Rene Rast meinte nach dem Rennen auf Nachfrage: „Zwei Runden vor Schluss den Sieg zu verlieren, ist natürlich ausgesprochen ärgerlich. Am Ende hatte ich leider kaum noch Traktion und konnte nicht mehr so schnell aus den Kurven heraus beschleunigen. Wenn man von Position acht startet, ist der zweite Platz aber trotzdem ein starkes Ergebnis. Zusammen mit Rang drei am Samstag war es für mich und das Team ein ausgesprochen erfolgreiches Wochenende.“
Jules Gounon rapportierte: „Das war ein wirklich verrücktes Rennen mit unglaublich vielen Zweikämpfen, toll für die Zuschauer. Zu Beginn hat mir leider der Speed gefehlt, zu dem Zeitpunkt hätte ich ein Podiumsplatz für unmöglich gehalten. Nach dem ersten Reifenwechsel lief es viel besser und am Ende haben nur wenige Zentimeter zum zweiten Platz gefehlt.“
Richtig sauer war Lucas Auer: "Das war nichts - ein Scheißrennen. "Ich bin abgedrängt worden, das Auto war schwer beschädigt - und that's it! Der Wittmann hat mich abgedrängt, aber im Motorsport sieht man sich immer wieder." Hintergrund für diese Reaktion war der Zwischenfall in der zweiten Runde an, als er nach seinem ausgesprochen guten Start von Platz vier bereits am zweitplatzierten Wittmann vorbei gezogen war, bevor es in der schnellen Kurve 7 zum „Touchee“ kam und Auer dadurch ins Kiesbett beförderte. Auf Platz sieben kam er ins Rennen zurück und kämpfte dann mit stumpfen Waffen, weil "die Aufhängung angeschlagen und der Unterboden in Mitleidenschaft gezogen" war.

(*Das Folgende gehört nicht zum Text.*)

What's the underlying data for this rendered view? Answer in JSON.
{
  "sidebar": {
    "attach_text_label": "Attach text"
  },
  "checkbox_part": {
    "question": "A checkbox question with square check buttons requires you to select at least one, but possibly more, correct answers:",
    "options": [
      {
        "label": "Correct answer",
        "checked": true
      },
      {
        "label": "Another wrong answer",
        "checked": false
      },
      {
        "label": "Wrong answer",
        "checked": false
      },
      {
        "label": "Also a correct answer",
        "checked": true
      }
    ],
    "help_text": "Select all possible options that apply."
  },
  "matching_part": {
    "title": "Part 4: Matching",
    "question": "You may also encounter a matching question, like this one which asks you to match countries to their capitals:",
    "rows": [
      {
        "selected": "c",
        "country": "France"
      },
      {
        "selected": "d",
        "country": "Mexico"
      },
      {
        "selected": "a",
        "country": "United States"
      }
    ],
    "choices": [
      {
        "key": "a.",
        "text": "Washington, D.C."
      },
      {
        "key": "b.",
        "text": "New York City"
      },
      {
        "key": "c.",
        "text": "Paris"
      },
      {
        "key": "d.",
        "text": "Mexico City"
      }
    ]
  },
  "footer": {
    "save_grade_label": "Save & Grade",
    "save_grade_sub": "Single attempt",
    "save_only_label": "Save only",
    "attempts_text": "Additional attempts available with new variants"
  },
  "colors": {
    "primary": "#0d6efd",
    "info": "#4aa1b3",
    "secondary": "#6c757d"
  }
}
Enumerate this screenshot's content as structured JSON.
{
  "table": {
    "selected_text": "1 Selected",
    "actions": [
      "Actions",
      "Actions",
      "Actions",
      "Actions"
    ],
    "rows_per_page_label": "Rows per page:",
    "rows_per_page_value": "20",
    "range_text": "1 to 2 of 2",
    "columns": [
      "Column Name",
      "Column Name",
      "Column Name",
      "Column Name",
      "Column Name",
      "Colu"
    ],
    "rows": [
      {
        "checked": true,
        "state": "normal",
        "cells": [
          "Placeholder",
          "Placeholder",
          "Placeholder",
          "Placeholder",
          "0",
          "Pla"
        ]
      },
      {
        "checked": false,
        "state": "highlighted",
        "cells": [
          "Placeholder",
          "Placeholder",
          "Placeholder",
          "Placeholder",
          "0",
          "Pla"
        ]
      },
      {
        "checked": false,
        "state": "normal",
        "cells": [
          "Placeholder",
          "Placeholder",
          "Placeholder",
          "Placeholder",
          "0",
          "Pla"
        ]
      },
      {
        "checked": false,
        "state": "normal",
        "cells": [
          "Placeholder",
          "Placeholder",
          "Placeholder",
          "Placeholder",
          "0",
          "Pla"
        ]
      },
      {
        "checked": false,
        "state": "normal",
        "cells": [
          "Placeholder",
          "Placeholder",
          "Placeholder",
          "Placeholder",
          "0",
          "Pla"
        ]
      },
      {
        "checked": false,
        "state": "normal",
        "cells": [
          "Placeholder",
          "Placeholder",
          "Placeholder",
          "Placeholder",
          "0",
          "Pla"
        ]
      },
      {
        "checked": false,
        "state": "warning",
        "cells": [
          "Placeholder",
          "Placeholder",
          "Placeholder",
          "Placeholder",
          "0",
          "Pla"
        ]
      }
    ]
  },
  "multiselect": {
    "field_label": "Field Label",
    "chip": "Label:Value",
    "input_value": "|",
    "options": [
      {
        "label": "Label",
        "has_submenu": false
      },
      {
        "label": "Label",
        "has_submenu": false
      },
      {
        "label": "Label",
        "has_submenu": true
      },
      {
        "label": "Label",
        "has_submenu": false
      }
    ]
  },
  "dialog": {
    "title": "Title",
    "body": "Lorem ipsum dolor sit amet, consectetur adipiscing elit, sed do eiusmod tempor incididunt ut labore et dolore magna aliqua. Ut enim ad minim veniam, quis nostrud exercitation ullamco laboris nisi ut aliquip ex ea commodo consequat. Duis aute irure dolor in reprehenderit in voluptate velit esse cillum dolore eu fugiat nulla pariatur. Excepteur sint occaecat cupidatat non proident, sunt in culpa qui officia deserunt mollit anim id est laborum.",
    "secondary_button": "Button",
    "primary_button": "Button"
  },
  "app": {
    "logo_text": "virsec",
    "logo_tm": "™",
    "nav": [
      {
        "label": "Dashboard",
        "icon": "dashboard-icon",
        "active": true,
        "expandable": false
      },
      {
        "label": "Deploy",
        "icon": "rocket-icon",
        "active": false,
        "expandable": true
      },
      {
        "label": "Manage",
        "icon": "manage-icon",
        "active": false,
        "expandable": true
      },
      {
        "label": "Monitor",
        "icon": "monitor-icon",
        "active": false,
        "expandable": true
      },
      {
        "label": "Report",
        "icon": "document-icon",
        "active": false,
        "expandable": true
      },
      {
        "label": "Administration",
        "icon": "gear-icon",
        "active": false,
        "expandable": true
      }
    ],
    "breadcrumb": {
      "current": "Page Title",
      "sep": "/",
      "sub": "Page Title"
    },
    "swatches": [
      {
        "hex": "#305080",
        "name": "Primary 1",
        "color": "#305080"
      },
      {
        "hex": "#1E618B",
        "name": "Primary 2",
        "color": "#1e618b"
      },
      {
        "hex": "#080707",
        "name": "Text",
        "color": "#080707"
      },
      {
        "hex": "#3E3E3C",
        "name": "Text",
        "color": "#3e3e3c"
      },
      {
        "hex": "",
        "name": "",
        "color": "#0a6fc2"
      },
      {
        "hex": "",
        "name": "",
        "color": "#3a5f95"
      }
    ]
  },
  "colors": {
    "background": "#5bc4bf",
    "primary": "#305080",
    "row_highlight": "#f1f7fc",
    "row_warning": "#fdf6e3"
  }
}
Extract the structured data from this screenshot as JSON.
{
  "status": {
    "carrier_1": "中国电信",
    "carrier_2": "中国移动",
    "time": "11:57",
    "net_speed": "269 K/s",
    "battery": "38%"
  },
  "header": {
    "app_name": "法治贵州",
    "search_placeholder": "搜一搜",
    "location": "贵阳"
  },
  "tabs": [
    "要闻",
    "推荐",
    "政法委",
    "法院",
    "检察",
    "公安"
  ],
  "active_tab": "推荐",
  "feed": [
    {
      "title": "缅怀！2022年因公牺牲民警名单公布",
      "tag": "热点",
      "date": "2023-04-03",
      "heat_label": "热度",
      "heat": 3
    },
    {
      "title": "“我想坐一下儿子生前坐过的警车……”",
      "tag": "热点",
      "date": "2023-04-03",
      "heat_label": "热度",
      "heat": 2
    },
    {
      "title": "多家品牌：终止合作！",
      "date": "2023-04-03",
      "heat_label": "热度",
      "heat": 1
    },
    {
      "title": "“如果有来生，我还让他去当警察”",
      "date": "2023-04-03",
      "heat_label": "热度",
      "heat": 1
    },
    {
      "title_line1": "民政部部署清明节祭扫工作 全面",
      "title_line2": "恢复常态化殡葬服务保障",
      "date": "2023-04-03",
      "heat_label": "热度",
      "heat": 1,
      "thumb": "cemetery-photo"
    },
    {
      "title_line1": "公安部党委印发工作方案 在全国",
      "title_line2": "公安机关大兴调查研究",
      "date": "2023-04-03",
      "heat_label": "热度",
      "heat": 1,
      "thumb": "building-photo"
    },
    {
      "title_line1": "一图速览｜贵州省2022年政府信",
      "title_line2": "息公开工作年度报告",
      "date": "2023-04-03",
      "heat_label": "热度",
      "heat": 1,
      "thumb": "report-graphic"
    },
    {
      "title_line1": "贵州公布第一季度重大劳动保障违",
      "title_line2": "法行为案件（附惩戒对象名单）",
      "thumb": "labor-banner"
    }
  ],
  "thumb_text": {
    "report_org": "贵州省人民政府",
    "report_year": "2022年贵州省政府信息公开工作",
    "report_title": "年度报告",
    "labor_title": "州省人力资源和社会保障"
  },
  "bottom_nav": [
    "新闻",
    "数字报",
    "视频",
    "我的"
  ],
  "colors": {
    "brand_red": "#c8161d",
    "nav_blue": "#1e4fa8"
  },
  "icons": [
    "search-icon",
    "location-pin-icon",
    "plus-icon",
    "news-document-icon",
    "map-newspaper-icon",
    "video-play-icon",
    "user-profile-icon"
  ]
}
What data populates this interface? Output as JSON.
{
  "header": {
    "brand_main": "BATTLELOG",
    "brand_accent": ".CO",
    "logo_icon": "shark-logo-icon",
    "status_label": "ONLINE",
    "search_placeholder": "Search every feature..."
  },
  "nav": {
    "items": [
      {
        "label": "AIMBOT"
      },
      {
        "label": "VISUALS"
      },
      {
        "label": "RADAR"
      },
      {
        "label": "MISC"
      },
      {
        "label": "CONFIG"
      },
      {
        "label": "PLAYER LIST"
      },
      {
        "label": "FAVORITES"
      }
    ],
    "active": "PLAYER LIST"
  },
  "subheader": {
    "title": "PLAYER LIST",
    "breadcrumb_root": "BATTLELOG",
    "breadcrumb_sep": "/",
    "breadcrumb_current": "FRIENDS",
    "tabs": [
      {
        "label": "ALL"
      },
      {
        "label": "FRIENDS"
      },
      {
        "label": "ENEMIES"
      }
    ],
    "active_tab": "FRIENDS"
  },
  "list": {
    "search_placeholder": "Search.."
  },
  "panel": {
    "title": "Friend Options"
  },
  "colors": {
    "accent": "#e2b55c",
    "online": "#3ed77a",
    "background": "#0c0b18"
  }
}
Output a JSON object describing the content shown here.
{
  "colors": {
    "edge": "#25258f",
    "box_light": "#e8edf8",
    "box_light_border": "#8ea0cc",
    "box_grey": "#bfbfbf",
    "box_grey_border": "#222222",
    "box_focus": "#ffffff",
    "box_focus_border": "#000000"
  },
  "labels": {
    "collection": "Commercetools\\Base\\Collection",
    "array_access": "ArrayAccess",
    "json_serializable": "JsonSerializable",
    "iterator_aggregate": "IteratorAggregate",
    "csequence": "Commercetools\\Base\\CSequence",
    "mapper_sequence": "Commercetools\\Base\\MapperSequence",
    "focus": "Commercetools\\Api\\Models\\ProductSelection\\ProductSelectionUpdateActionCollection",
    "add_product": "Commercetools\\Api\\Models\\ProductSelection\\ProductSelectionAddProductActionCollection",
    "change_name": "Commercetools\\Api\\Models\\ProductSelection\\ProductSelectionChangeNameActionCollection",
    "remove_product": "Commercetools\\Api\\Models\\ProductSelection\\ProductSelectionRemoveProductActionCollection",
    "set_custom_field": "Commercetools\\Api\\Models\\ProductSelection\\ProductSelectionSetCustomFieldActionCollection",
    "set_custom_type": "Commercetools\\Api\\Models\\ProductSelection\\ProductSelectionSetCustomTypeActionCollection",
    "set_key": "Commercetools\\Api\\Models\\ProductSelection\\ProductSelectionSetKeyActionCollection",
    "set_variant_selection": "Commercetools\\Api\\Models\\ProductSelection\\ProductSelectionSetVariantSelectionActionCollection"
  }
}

Jules Gounon hatte eine andere Sicht: „Ich habe gesehen, dass Rene mit der Traktion haderte. In der letzten Kurve habe ich ein wenig aufgemacht, um die Power auf den Asphalt zu bekommen. Das war spaßig, aber auch frustrierend zugleich. Wir haben uns gegenseitig angeschaut – mal war er vorn, mal ich. Am Ende war er mit seiner Motorhaube vielleicht 20, 30 Zentimeter vor mir. Für die Fans war das ein richtig spannendes Rennen.“
Und Aitken ergänzte final: „Drei Autos nebeneinander, das war ziemlich intensiv, da hätte so ziemlich alles passieren können.“
Das Sonntags-Rennergebnis:
1. Jack Aitken (GB/Emil Frey Ferrari 296 GT3) 1:00.00,727 Std.
2. René Rast (D/Schubert Motorsport) +1,680 Sek.
3. Jules Gounon (F/Mercedes-AMG Team Mann-Filter) +1,725 Sek.
4. Jordan Pepper (RSA/Grasser Lamborghini) +3,638 Sek.
5. Marco Wittmann (D/Schubert Motorsport), +7,308 Sek.
6. Mirko Bortolotti (I/AUT Abt Lamborghini Huracan GT3 Evo) +9,834 Sek.
7. Thierry Vermeulen (NL/Emil Frey Racing Ferrari 296 GT3) +11,487Sek.
8. Marco Wittmann (D/Schubert Motorsport BMW M4 GT3 EVO) +12,904 Sek.
9. Lucas Auer (A/Mercedes-AMG Team Landgraf) +13,591 Sek.
10. Timo Glock (D/Dörr McLaren 720S GT3 Evo) +16,152 Sek.
Fahrerwertung nach dem vierten Rennen:
1. Lucas Auer 69 Pkte
2. Jules Gounon 63 Pkte
3. Jordan Pepper 55 Pkte
4. Maro Engel 52 Pkte
5. Jack Aitken 49 Pkte
6. Rene Rast 47 Pkte
7. Ayhancan Güven 44 Pkte
8. Thomas Preining 41 Pkte
9. Marco Wittmann 39 Pkte
10. Mirko Bortolotti 27 Pkte
Die nächsten beiden DTM-Rennen finden am Pfingstwochenende – 7. & 8. Juni .2025 – auf dem Dünenkurs im niederländischen Zandvoort statt.